Thinking about solar? Talk to us first!
STEMC is committed to helping our members learn more about renewable energy sources like solar. The information found below can assist members in making the best decisions for their needs
There are a lot of great reasons to “go solar.” First and foremost, by doing so, you are helping to protect the environment by supporting clean, renewable energy. And it’s certainly true that participating in solar generation can result in savings on your electric bill. However, some solar contractors reach out to STEMC residential members with misleading (and sometimes downright false) information about how solar generation works—specifically, the financial benefits of installing a small-scale solar system.
In most cases, the savings are relatively modest. The amount depends on things like the size of your system and how many hours of sunlight your property receives. (Which, in turn, is based on the time of year, the weather—cloud cover, specifically—and even air temperatures.) Additional factors like the orientation/tilt of your solar panels; their size, wattage, and technology; the amount of shading on your property; and the quality of your “inverter”—the piece of equipment that allows the sun’s rays to be converted to usable electric energy—also play a role in the efficiency of your system.

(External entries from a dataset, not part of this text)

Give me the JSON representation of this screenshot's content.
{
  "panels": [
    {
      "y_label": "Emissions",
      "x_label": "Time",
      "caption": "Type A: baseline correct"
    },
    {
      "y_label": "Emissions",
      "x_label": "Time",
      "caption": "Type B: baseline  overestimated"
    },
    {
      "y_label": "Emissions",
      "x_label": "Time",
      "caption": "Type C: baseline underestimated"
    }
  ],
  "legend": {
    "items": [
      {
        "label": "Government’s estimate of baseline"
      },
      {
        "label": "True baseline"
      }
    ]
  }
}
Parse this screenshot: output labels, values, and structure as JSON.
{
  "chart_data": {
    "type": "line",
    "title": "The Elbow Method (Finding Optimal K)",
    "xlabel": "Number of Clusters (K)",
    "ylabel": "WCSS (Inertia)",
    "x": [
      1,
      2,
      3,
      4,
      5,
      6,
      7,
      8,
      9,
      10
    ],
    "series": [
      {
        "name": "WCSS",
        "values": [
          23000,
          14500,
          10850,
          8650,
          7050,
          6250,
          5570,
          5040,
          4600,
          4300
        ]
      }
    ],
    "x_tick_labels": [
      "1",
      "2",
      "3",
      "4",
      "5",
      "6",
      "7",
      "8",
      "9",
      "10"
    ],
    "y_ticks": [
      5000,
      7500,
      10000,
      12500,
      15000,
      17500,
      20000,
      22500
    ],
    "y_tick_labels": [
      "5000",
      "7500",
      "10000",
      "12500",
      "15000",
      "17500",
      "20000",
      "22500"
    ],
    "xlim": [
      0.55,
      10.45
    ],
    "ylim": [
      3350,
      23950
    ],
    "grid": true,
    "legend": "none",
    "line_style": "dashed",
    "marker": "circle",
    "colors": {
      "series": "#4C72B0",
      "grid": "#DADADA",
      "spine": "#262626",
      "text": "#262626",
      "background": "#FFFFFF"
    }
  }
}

In other words, installing solar panels is a decision that requires serious consideration and preparation! The good news is, we are here to help. Before you sign anything or make a payment of any kind to a solar contractor, talk to us first! Don’t fall victim to dishonest or ill-informed solar contractors. If their sales pitch sounds too good to be true, that’s probably the case! Avoid being taken advantage of by turning to STEMC, your trusted energy advisor. We can provide you will all the information you need to make sure you’re not investing your money in a system with unrealistic “returns” that are based on inaccurate claims.
It varies from season to season, but power is typically generated from around 8 am to 6 pm—with the greatest output occurring between noon and 1 pm, when the sun’s rays are at their peak. Although they produce a small amount of electricity even when it’s cloudy out, their output is greatly diminished.